When I obtained my doctoral degree in 2019, I worked primarily as an image-processing operator in design, handling various image-processing tasks every day. At that time, the field was constantly discussing both the marked progress of the Diffusion Process proposed by Jascha Sohl-Dickstein and others and the rapid democratization of image-processing technology.*1

In late 2021, a sudden episode of phantom pain (an abrupt pain or impact felt at an old injury site) prompted me to begin restoring the record photographs I had accumulated and to embark on what I call “editing.” The phantom pain was a cry of the body, beyond the control of my reason, and my body itself led me to start the present project.

​

My purpose is not to speak out as a victim but, as a maker, to sublimate a trauma that behaves like a wild horse into the work. By meticulously pursuing the phenomenon of violence—peeling away memories and scabs one photograph at a time—I continue to question the whereabouts and transformation of a body corroded by violence. This project will become a lifelong undertaking.

In this work, “editing,” understood as Somatic excavation, is a technical metaphor within my collage-based workflow; it refers to the entire act of integrating fragmented experiences and memories inside a local dataset space—namely, a personal data repository that exists in the feature space of personal data. Such an approach would never have been possible without the remarkable development of these technologies and their open democratization.

​

The series Denoise Body Experiments relies on multiple stages, including photography, the application of a latent diffusion model to the recorded images, several image-processing filters written as .py scripts, editing in Photoshop, and printing.

The reverse diffusion process, one of the theoretical frameworks for diffusion models (reverse SDE: dx = [f(x,t) − g²(t) ∇ₓ log pₜ(x)] dt + g(t) dw), paradoxically learns generation methods by gradually destroying data. Beginning from complete noise, it extracts structure and reconstructs the signal step by step; the resulting images are samples drawn from probability distributions.

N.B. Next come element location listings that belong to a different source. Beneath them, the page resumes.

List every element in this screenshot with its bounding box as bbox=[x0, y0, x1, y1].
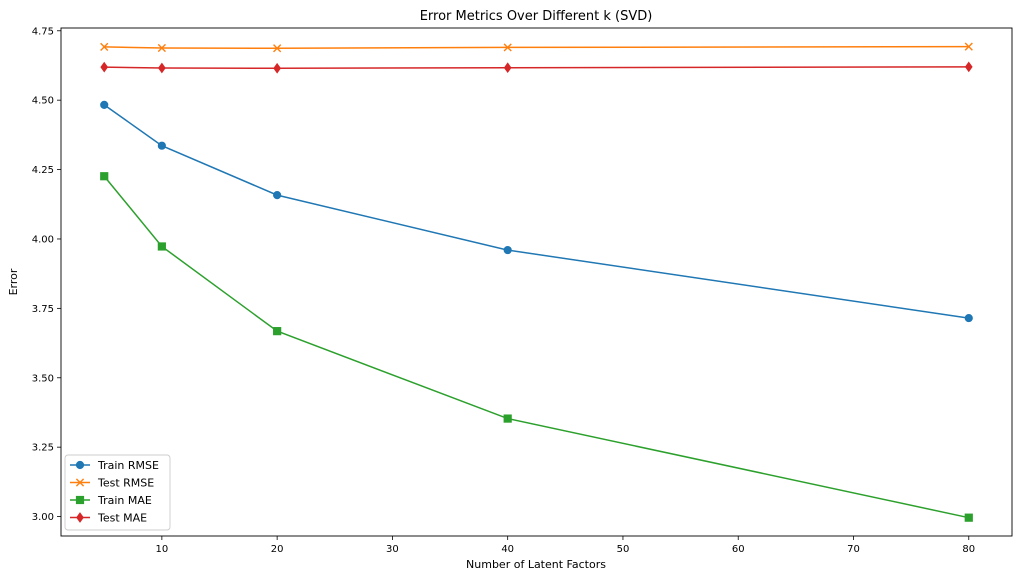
legend-label: Test RMSE bbox=[97, 477, 154, 490]
legend: Train RMSE Test RMSE Train MAE Test MAE bbox=[64, 454, 171, 531]
data-point-test-mae bbox=[964, 61, 973, 73]
y-tick-label: 4.00 bbox=[32, 234, 54, 245]
data-point-train-mae bbox=[273, 327, 282, 336]
data-point-train-mae bbox=[503, 414, 512, 423]
y-tick-label: 3.25 bbox=[32, 443, 54, 454]
data-point-train-rmse bbox=[503, 245, 512, 255]
data-point-test-rmse bbox=[273, 44, 282, 53]
data-point-train-rmse bbox=[100, 100, 109, 109]
legend-entry-train-mae: Train MAE bbox=[70, 494, 152, 507]
x-tick-label: 80 bbox=[962, 544, 975, 555]
data-point-test-rmse bbox=[503, 43, 512, 52]
data-point-train-mae bbox=[100, 172, 109, 181]
y-tick-label: 4.50 bbox=[32, 96, 54, 107]
data-point-test-mae bbox=[503, 62, 512, 74]
data-point-test-rmse bbox=[100, 42, 109, 51]
y-tick-label: 4.25 bbox=[32, 165, 54, 176]
series-test-mae bbox=[100, 61, 973, 74]
series-line-train-mae bbox=[103, 175, 969, 519]
data-point-test-mae bbox=[100, 61, 109, 73]
series-line-test-mae bbox=[104, 66, 969, 70]
legend-marker bbox=[76, 512, 84, 523]
series-line-test-rmse bbox=[104, 45, 969, 50]
x-tick-label: 20 bbox=[271, 544, 284, 555]
data-point-train-mae bbox=[157, 242, 166, 251]
legend-entry-test-rmse: Test RMSE bbox=[70, 477, 154, 490]
series-line-train-rmse bbox=[103, 104, 969, 319]
y-tick-label: 3.75 bbox=[32, 304, 54, 315]
data-point-train-rmse bbox=[157, 141, 166, 150]
data-point-test-rmse bbox=[964, 42, 973, 51]
x-tick-label: 40 bbox=[501, 544, 514, 555]
series-test-rmse bbox=[100, 42, 973, 53]
series-train-mae bbox=[100, 172, 973, 522]
data-point-train-mae bbox=[964, 513, 973, 522]
legend-label: Train MAE bbox=[97, 494, 152, 507]
series-layer bbox=[100, 42, 973, 522]
x-tick-label: 50 bbox=[617, 544, 630, 555]
data-point-test-rmse bbox=[157, 43, 166, 53]
x-axis-ticks: 10 20 30 40 50 60 70 80 bbox=[155, 536, 975, 555]
legend-marker bbox=[75, 478, 85, 487]
x-tick-label: 10 bbox=[155, 544, 168, 555]
x-tick-label: 70 bbox=[847, 544, 860, 555]
y-tick-label: 3.00 bbox=[32, 512, 54, 523]
data-point-test-mae bbox=[158, 62, 166, 74]
series-train-rmse bbox=[100, 100, 973, 323]
data-point-train-rmse bbox=[964, 313, 973, 323]
legend-entry-train-rmse: Train RMSE bbox=[70, 459, 159, 472]
y-axis-ticks: 3.00 3.25 3.50 3.75 4.00 4.25 4.50 4.75 bbox=[32, 26, 61, 523]
data-point-test-mae bbox=[273, 62, 281, 74]
x-tick-label: 60 bbox=[732, 544, 745, 555]
x-tick-label: 30 bbox=[386, 544, 399, 555]
data-point-train-rmse bbox=[273, 191, 282, 200]
legend-marker bbox=[75, 495, 85, 505]
y-tick-label: 3.50 bbox=[32, 373, 54, 384]
legend-marker bbox=[75, 460, 85, 470]
x-axis-label: Number of Latent Factors bbox=[466, 558, 606, 571]
legend-label: Test MAE bbox=[97, 512, 147, 525]
y-tick-label: 4.75 bbox=[32, 26, 54, 37]
plot-frame bbox=[60, 27, 1013, 537]
legend-label: Train RMSE bbox=[97, 459, 159, 472]
legend-box bbox=[64, 454, 171, 531]
chart-title: Error Metrics Over Different k (SVD) bbox=[420, 9, 653, 24]
legend-entry-test-mae: Test MAE bbox=[70, 512, 147, 525]
y-axis-label: Error bbox=[7, 268, 20, 295]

From the artist’s standpoint, this protocol of generation through gradual destruction is conceptually continuous with stitching back together, by Bayesian inference, the body conceived as information dissipated by trauma. Although the early stages of the project resembled a crude therapeutic dissection, trial and error seamlessly linked the creative approach to the engineering method. Just as the diffusion model extracts patterns that humans perceive as meaningful structures according to probability distributions, the work creates a new wholeness from a body fragmented after injury—an editing scarcely possible in the physical space in which we live.

​

The emergence and fragmentation of image groups through latent diffusion and other methods correspond to the attitude of casting the body into latent space as a single grain of noise. This approach enables multiple temporal states to be integrated onto a single visual plane and edited in digital space. In this way, sensibility and engineering methods harmonize without contradiction. Collage also serves as a technical metaphor for manipulating nature and society. The work actively offers the body to, and retrieves it from, that editing process. What returns from the far side of the diffusion process is a coded body; even though it belongs to the same model, it is already supported by a different axis. The work engages in dialogue with that body. In this sense, the project is a correspondence awaiting a reply, a resonance close to prayer.

​

For the record photographs and reference material, I built a local dataset of about 1,000 personal images to serve as training data for the latent diffusion model. The model was implemented on a standard PyTorch framework, using a U-Net architecture to estimate either the mean μθ or the noise ϵθ of the diffusion process. For image processing, I primarily used batch filters written in OpenCV to perform color adjustment, blurring, and sharpening.*3 NumPy optimized computation. All stages were carried out through a command-line interface, practicing impromptu creative coding—closer to writing poetry than to engineering efficiency, like the moment of lifting a freshly printed woodcut sheet.

Once the photographic base is complete, the images are printed as giclée prints, hand-colored with dye ink, drawn upon, and framed. After production, the local dataset is discarded.

​

​

​

 

References:

*Note1: 
[1] Sohl-Dickstein, J., Weiss, E. A., Maheswaranathan, N., & Ganguli, S. (2015). Deep unsupervised learning using nonequilibrium thermodynamics. International Conference on Machine Learning.

[2] Song, Y., Sohl-Dickstein, J., Kingma, D. P., Kumar, A., Ermon, S., & Poole, B. (2021). Score-Based Generative Modeling through Stochastic Differential Equations. ICLR.

Both references retrieved from Google Scholar, August 11, 2024.

​

*Note2:
This phantom pain in 2021 was an extremely physical bodily response stemming from experiences of violence (which I had been pretending never happened) during my childhood through adolescence. I was surprised because I couldn't control it with my own will. This experience provided me with a specific creative objective: the aesthetic sublimation of trauma.

 

*Note3: 
However, to visualize progress, the tqdm library was utilized to track the waiting time during filter processing in the .py script.